Alpha-adrenergic blockade makes minimal contribution to ketanserin's hypotensive effect

Abstract

Ketanserin is a selective (S2) serotonin receptor antagonist currently under investigation as an antihypertensive. It has been suggested that the antihypertensive action of ketanserin might be principally due to alpha-adrenergic receptor antagonism rather than its effect on serotonin receptors.
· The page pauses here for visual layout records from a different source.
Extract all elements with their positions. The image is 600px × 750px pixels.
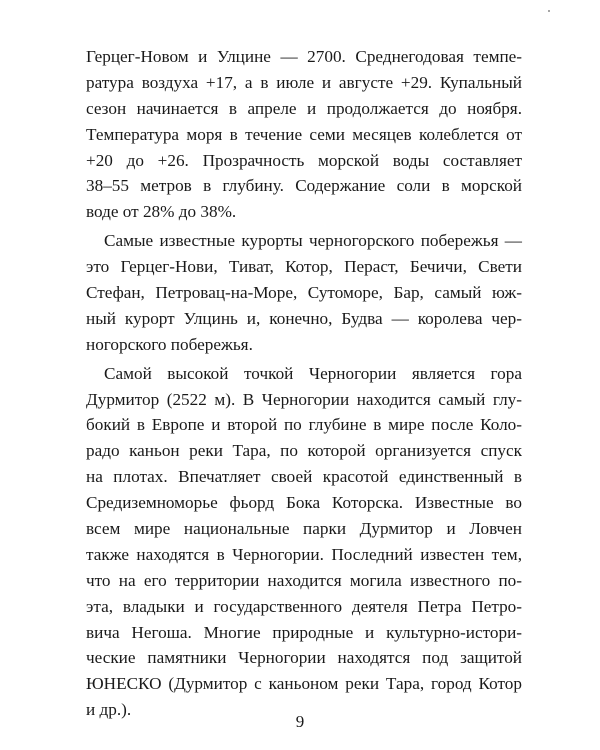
text-line: ногорского побережья.: [86, 334, 253, 354]
text-line: Самой высокой точкой Черногории является гора: [104, 363, 522, 383]
text-line: бокий в Европе и второй по глубине в мире после Коло-: [86, 415, 522, 435]
paragraph: [86, 228, 522, 357]
text-line: ческие памятники Черногории находятся под защитой: [86, 648, 522, 668]
text-line: всем мире национальные парки Дурмитор и Ловчен: [86, 519, 522, 539]
text-line: ный курорт Улцинь и, конечно, Будва — королева чер-: [86, 308, 522, 328]
text-line: это Герцег-Нови, Тиват, Котор, Пераст, Бечичи, Свети: [86, 257, 522, 277]
paragraph: [86, 44, 522, 225]
text-line: Дурмитор (2522 м). В Черногории находится самый глу-: [86, 389, 522, 409]
text-line: ЮНЕСКО (Дурмитор с каньоном реки Тара, город Котор: [86, 674, 522, 694]
text-line: 38–55 метров в глубину. Содержание соли в морской: [86, 176, 522, 196]
text-line: Средиземноморье фьорд Бока Которска. Известные во: [86, 493, 522, 513]
paragraph: [86, 361, 522, 723]
text-line: сезон начинается в апреле и продолжается до ноября.: [86, 98, 522, 118]
text-line: +20 до +26. Прозрачность морской воды составляет: [86, 150, 522, 170]
text-line: Герцег-Новом и Улцине — 2700. Среднегодовая темпе-: [86, 47, 522, 66]
text-line: Стефан, Петровац-на-Море, Сутоморе, Бар, самый юж-: [86, 283, 522, 303]
text-line: эта, владыки и государственного деятеля Петра Петро-: [86, 596, 522, 616]
text-body: [86, 44, 522, 723]
text-line: радо каньон реки Тара, по которой организуется спуск: [86, 441, 522, 461]
text-line: Самые известные курорты черногорского побережья —: [104, 231, 522, 251]
text-line: воде от 28% до 38%.: [86, 202, 237, 222]
text-line: ратура воздуха +17, а в июле и августе +29. Купальный: [86, 72, 522, 92]
text-line: Температура моря в течение семи месяцев колеблется от: [86, 124, 522, 144]
scan-speck: [548, 10, 550, 12]
text-line: и др.).: [86, 700, 132, 720]
page-number: 9: [295, 712, 305, 731]
text-line: что на его территории находится могила известного по-: [86, 570, 522, 590]
text-line: на плотах. Впечатляет своей красотой единственный в: [86, 467, 522, 487]
text-line: вича Негоша. Многие природные и культурно-истори-: [86, 622, 522, 642]
text-line: также находятся в Черногории. Последний известен тем,: [86, 544, 522, 564]
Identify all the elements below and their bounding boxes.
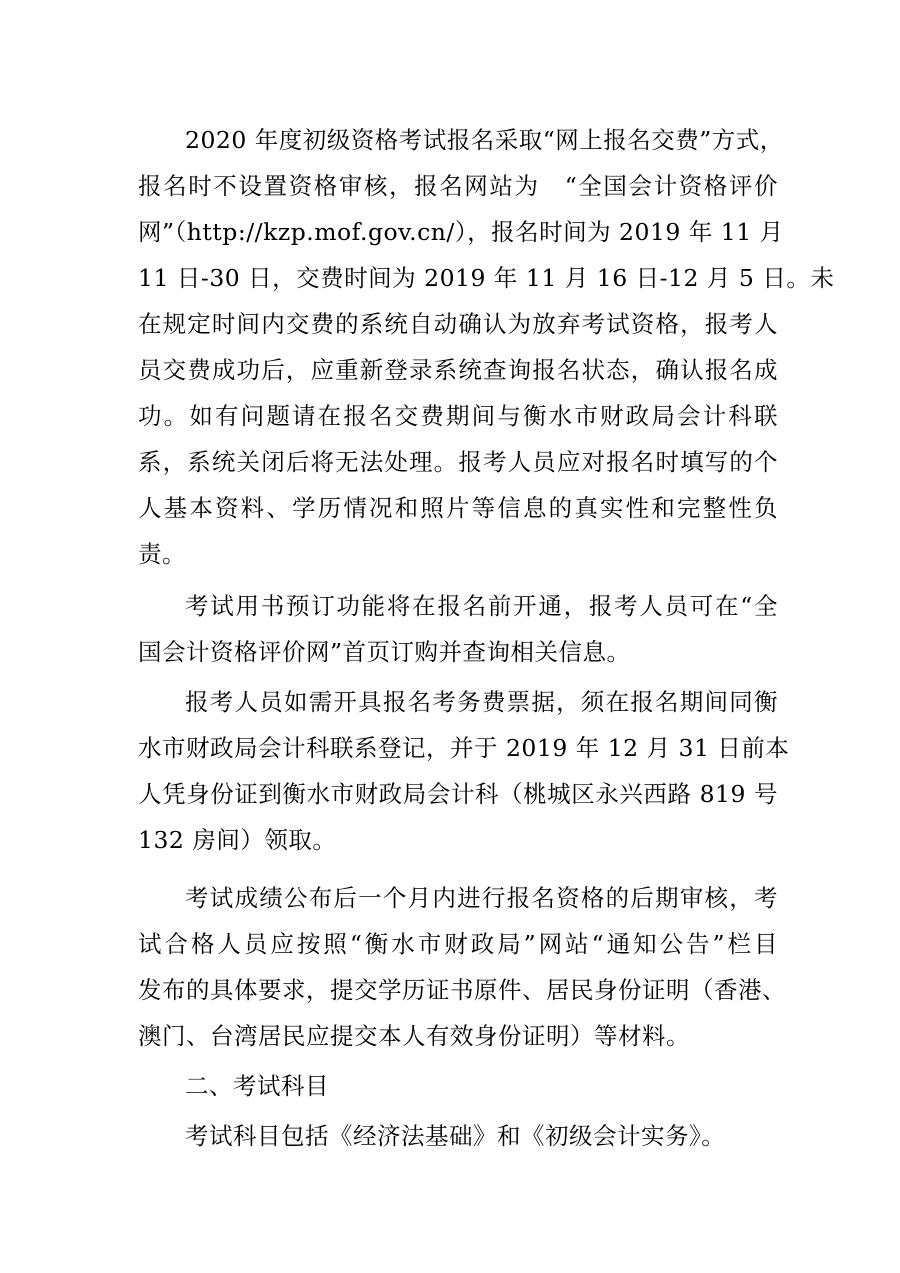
- text-line: 试合格人员应按照“衡水市财政局”网站“通知公告”栏目: [138, 930, 778, 958]
- text-line: 系，系统关闭后将无法处理。报考人员应对报名时填写的个: [138, 448, 778, 476]
- text-line: 功。如有问题请在报名交费期间与衡水市财政局会计科联: [138, 402, 778, 430]
- text-line: 水市财政局会计科联系登记，并于 2019 年 12 月 31 日前本: [138, 734, 790, 762]
- text-line: 132 房间）领取。: [138, 826, 337, 854]
- text-line: 澳门、台湾居民应提交本人有效身份证明）等材料。: [138, 1022, 690, 1050]
- text-line: 考试科目包括《经济法基础》和《初级会计实务》。: [185, 1122, 726, 1150]
- text-line: 在规定时间内交费的系统自动确认为放弃考试资格，报考人: [138, 310, 778, 338]
- text-line: 11 日-30 日，交费时间为 2019 年 11 月 16 日-12 月 5 日。未: [138, 264, 835, 292]
- text-line: 人基本资料、学历情况和照片等信息的真实性和完整性负: [138, 494, 778, 522]
- text-line: 网”（http://kzp.mof.gov.cn/），报名时间为 2019 年 11 月: [138, 218, 784, 246]
- text-line: 考试用书预订功能将在报名前开通，报考人员可在“全: [185, 592, 778, 620]
- text-line: 发布的具体要求，提交学历证书原件、居民身份证明（香港、: [138, 976, 786, 1004]
- text-line: 报考人员如需开具报名考务费票据，须在报名期间同衡: [185, 688, 778, 716]
- text-line: 报名时不设置资格审核，报名网站为 “全国会计资格评价: [138, 172, 778, 200]
- heading-text: 二、考试科目: [185, 1072, 329, 1100]
- text-line: 考试成绩公布后一个月内进行报名资格的后期审核，考: [185, 884, 778, 912]
- text-line: 员交费成功后，应重新登录系统查询报名状态，确认报名成: [138, 356, 778, 384]
- text-line: 2020 年度初级资格考试报名采取“网上报名交费”方式，: [185, 126, 784, 154]
- text-line: 责。: [138, 540, 186, 568]
- text-line: 人凭身份证到衡水市财政局会计科（桃城区永兴西路 819 号: [138, 780, 778, 808]
- text-line: 国会计资格评价网”首页订购并查询相关信息。: [138, 638, 631, 666]
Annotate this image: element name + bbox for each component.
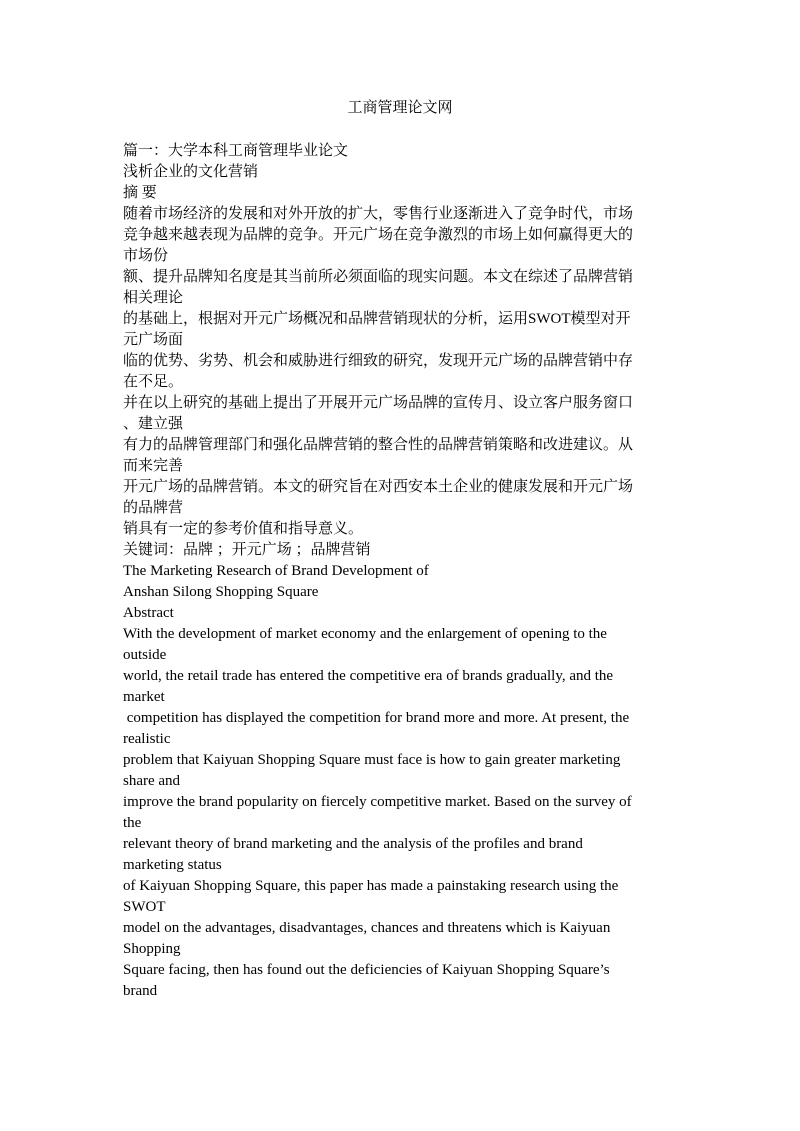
text-line: 的品牌营 bbox=[123, 500, 184, 516]
text-line: The Marketing Research of Brand Development of bbox=[123, 563, 429, 579]
text-line: 开元广场的品牌营销。本文的研究旨在对西安本土企业的健康发展和开元广场 bbox=[123, 479, 634, 495]
text-line: 摘 要 bbox=[123, 185, 157, 201]
text-line: 市场份 bbox=[123, 248, 169, 264]
text-line: 篇一：大学本科工商管理毕业论文 bbox=[123, 143, 349, 159]
text-line: the bbox=[123, 815, 142, 831]
text-line: brand bbox=[123, 983, 158, 999]
text-line: 的基础上，根据对开元广场概况和品牌营销现状的分析，运用SWOT模型对开 bbox=[123, 311, 631, 327]
text-line: 浅析企业的文化营销 bbox=[123, 164, 259, 180]
text-line: 在不足。 bbox=[123, 374, 184, 390]
text-line: 、建立强 bbox=[123, 416, 184, 432]
text-line: 相关理论 bbox=[123, 290, 184, 306]
page-title: 工商管理论文网 bbox=[347, 100, 453, 116]
text-line: realistic bbox=[123, 731, 171, 747]
text-line: of Kaiyuan Shopping Square, this paper has made a painstaking research using the bbox=[123, 878, 619, 894]
document-body bbox=[123, 141, 683, 1002]
text-line: problem that Kaiyuan Shopping Square must face is how to gain greater marketing bbox=[123, 752, 621, 768]
text-line: 关键词：品牌 ；开元广场 ；品牌营销 bbox=[123, 542, 371, 558]
text-line: 销具有一定的参考价值和指导意义。 bbox=[123, 521, 364, 537]
text-line: competition has displayed the competition for brand more and more. At present, the bbox=[123, 710, 630, 726]
text-line: SWOT bbox=[123, 899, 166, 915]
text-line: 随着市场经济的发展和对外开放的扩大，零售行业逐渐进入了竞争时代，市场 bbox=[123, 206, 634, 222]
text-line: Shopping bbox=[123, 941, 181, 957]
text-line: Anshan Silong Shopping Square bbox=[123, 584, 319, 600]
text-line: 竞争越来越表现为品牌的竞争。开元广场在竞争激烈的市场上如何赢得更大的 bbox=[123, 227, 634, 243]
text-line: outside bbox=[123, 647, 167, 663]
text-line: model on the advantages, disadvantages, chances and threatens which is Kaiyuan bbox=[123, 920, 611, 936]
text-line: Square facing, then has found out the deficiencies of Kaiyuan Shopping Square’s bbox=[123, 962, 610, 978]
text-line: 额、提升品牌知名度是其当前所必须面临的现实问题。本文在综述了品牌营销 bbox=[123, 269, 634, 285]
text-line: market bbox=[123, 689, 165, 705]
text-line: marketing status bbox=[123, 857, 222, 873]
text-line: 元广场面 bbox=[123, 332, 184, 348]
text-line: 有力的品牌管理部门和强化品牌营销的整合性的品牌营销策略和改进建议。从 bbox=[123, 437, 634, 453]
text-line: world, the retail trade has entered the competitive era of brands gradually, and the bbox=[123, 668, 614, 684]
text-line: 而来完善 bbox=[123, 458, 184, 474]
text-line: 临的优势、劣势、机会和威胁进行细致的研究，发现开元广场的品牌营销中存 bbox=[123, 353, 634, 369]
text-line: Abstract bbox=[123, 605, 174, 621]
text-line: 并在以上研究的基础上提出了开展开元广场品牌的宣传月、设立客户服务窗口 bbox=[123, 395, 634, 411]
text-line: With the development of market economy and the enlargement of opening to the bbox=[123, 626, 607, 642]
text-line: share and bbox=[123, 773, 181, 789]
text-line: improve the brand popularity on fiercely competitive market. Based on the survey of bbox=[123, 794, 632, 810]
text-line: relevant theory of brand marketing and the analysis of the profiles and brand bbox=[123, 836, 583, 852]
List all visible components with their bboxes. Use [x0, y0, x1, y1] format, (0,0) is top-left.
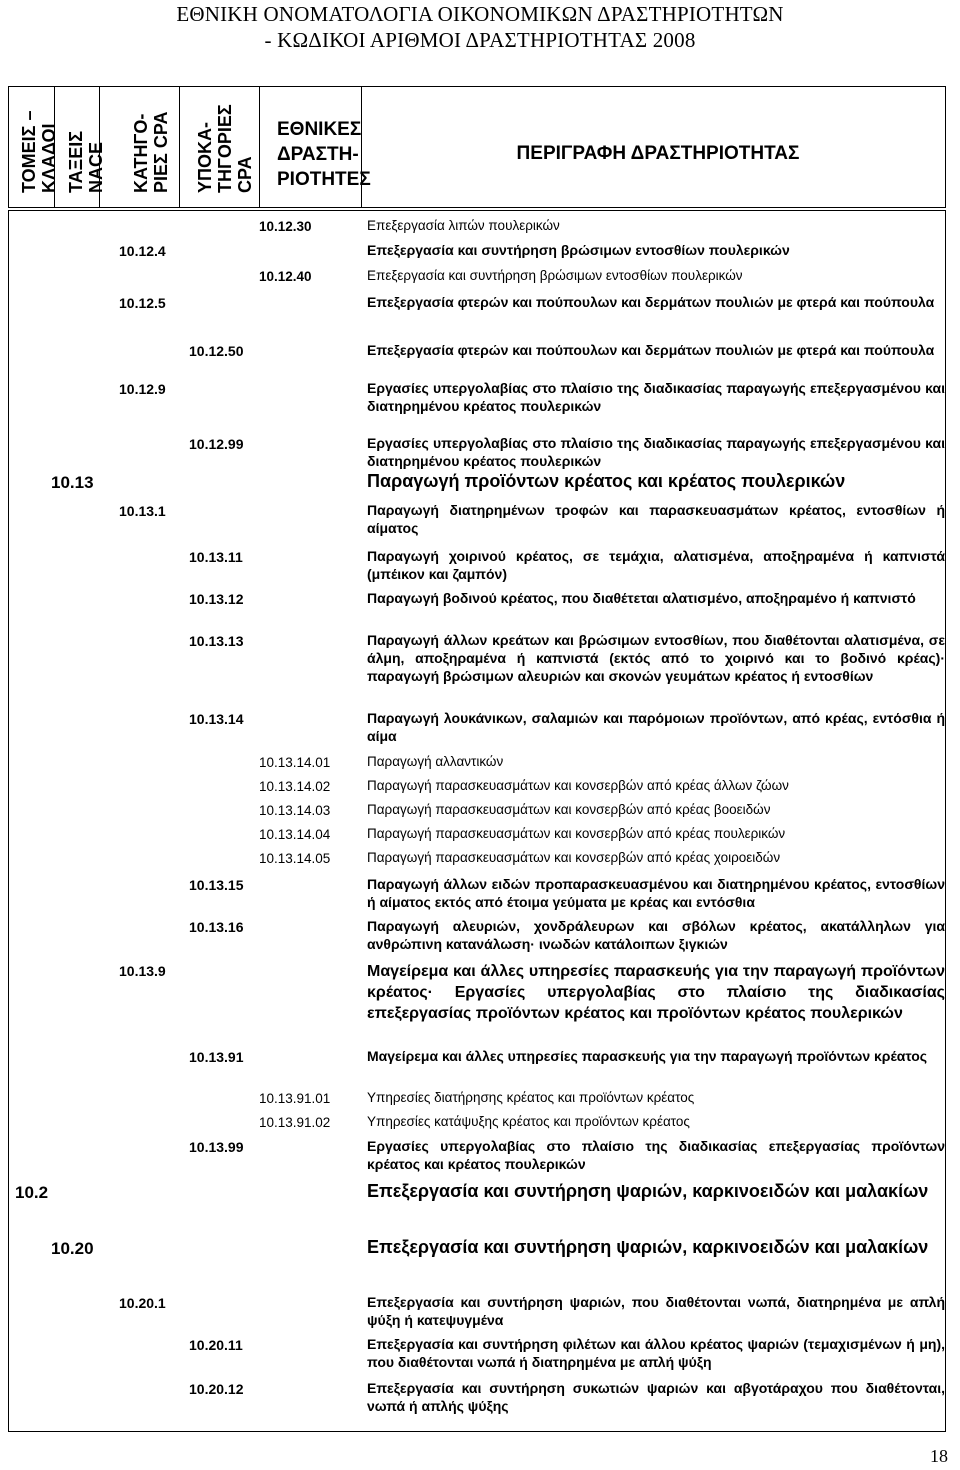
activity-code: 10.12.99: [189, 436, 244, 452]
activity-code: 10.13: [51, 473, 94, 492]
activity-description: Παραγωγή παρασκευασμάτων και κονσερβών από κρέας χοιροειδών: [367, 850, 781, 865]
activity-code: 10.13.14.01: [259, 755, 331, 770]
activity-code: 10.12.9: [119, 381, 166, 397]
header-col-subcategories: ΥΠΟΚΑ- ΤΗΓΟΡΙΕΣ CPA: [179, 87, 260, 207]
activity-description: Επεξεργασία φτερών και πούπουλων και δερμάτων πουλιών με φτερά και πούπουλα: [367, 342, 935, 358]
activity-description: Παραγωγή παρασκευασμάτων και κονσερβών από κρέας βοοειδών: [367, 802, 771, 817]
activity-description: Υπηρεσίες κατάψυξης κρέατος και προϊόντων κρέατος: [367, 1114, 690, 1129]
activity-code: 10.20: [51, 1239, 94, 1258]
activity-description: Παραγωγή παρασκευασμάτων και κονσερβών από κρέας άλλων ζώων: [367, 778, 789, 793]
activity-code: 10.13.99: [189, 1139, 244, 1155]
activity-description: Επεξεργασία φτερών και πούπουλων και δερμάτων πουλιών με φτερά και πούπουλα: [367, 294, 935, 310]
activity-code: 10.13.11: [189, 549, 243, 565]
activity-description: Παραγωγή διατηρημένων τροφών και παρασκευασμάτων κρέατος, εντοσθίων ή αίματος: [367, 502, 945, 536]
activity-code: 10.13.12: [189, 591, 244, 607]
activity-description: Επεξεργασία και συντήρηση βρώσιμων εντοσθίων πουλερικών: [367, 242, 790, 258]
header-col-sectors: ΤΟΜΕΙΣ – ΚΛΑΔΟΙ: [9, 87, 55, 207]
activity-code: 10.20.12: [189, 1381, 244, 1397]
activity-code: 10.13.14.03: [259, 803, 331, 818]
activity-table: [8, 210, 946, 1432]
activity-code: 10.13.14.05: [259, 851, 331, 866]
activity-description: Παραγωγή χοιρινού κρέατος, σε τεμάχια, αλατισμένα, αποξηραμένα ή καπνιστά (μπέικον και ζαμπόν): [367, 548, 945, 582]
activity-code: 10.13.16: [189, 919, 244, 935]
activity-code: 10.2: [15, 1183, 49, 1202]
activity-description: Μαγείρεμα και άλλες υπηρεσίες παρασκευής για την παραγωγή προϊόντων κρέατος: [367, 1048, 928, 1064]
document-subtitle: - ΚΩΔΙΚΟΙ ΑΡΙΘΜΟΙ ΔΡΑΣΤΗΡΙΟΤΗΤΑΣ 2008: [264, 28, 696, 52]
activity-code: 10.20.11: [189, 1337, 243, 1353]
activity-description: Επεξεργασία και συντήρηση ψαριών, καρκινοειδών και μαλακίων: [367, 1237, 929, 1257]
activity-code: 10.13.1: [119, 503, 166, 519]
header-label-description: ΠΕΡΙΓΡΑΦΗ ΔΡΑΣΤΗΡΙΟΤΗΤΑΣ: [516, 143, 800, 164]
activity-code: 10.20.1: [119, 1295, 166, 1311]
document-title: ΕΘΝΙΚΗ ΟΝΟΜΑΤΟΛΟΓΙΑ ΟΙΚΟΝΟΜΙΚΩΝ ΔΡΑΣΤΗΡΙΟΤΗΤΩΝ: [176, 2, 784, 26]
activity-code: 10.13.14: [189, 711, 244, 727]
header-col-categories: ΚΑΤΗΓΟ- ΡΙΕΣ CPA: [99, 87, 180, 207]
activity-description: Επεξεργασία και συντήρηση συκωτιών ψαριών και αβγοτάραχου που διαθέτονται, νωπά ή απλής ψύξης: [367, 1380, 945, 1414]
activity-code: 10.12.5: [119, 295, 166, 311]
activity-code: 10.13.15: [189, 877, 244, 893]
activity-description: Παραγωγή άλλων κρεάτων και βρώσιμων εντοσθίων, που διαθέτονται αλατισμένα, σε άλμη, αποξηραμένα ή καπνιστά (εκτός από το χοιρινό και το βοδινό κρέας)· παραγωγή βρώσιμων αλευριών και σκονών γευμάτων κρέατος ή εντοσθίων: [367, 632, 945, 684]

We therefore determined the contribution of alpha-adrenergic blockade to the hypotensive effects of ketanserin in six patients with hypertension and compared that with the alpha-adrenergic blockade produced by prazosin, a known alpha 1-adrenergic antagonist. Each patient received placebo, ketanserin (40 mg every 8 hours), and prazosin (5 mg every 8 hours). Each agent was administered for 4 weeks in random order. Both ketanserin and prazosin lowered blood pressure significantly and to a similar extent. The extent of alpha-adrenergic blockade was determined from the ability to inhibit the hypertensive effect of phenylephrine infusions. The dose of phenylephrine required to raise the blood pressure by 20 mm Hg was significantly higher during both ketanserin (1.41 +/- 0.27 micrograms/kg/min; p less than 0.05) and prazosin (4.99 +/- 0.77 micrograms/kg/min; p less than 0.01) administration compared with placebo (0.85 +/- 0.15 micrograms/kg/min). However, the dose ratio was more than fourfold higher during prazosin treatment (7.38 +/- 1.99; p less than 0.05) than during ketanserin (1.69 +/- 0.21). Thus at equipotent hypotensive doses the extent of alpha-blockade produced by ketanserin was more than fourfold lower than that of prazosin, implying that mechanisms other than alpha-blockade must contribute to the antihypertensive actions of ketanserin.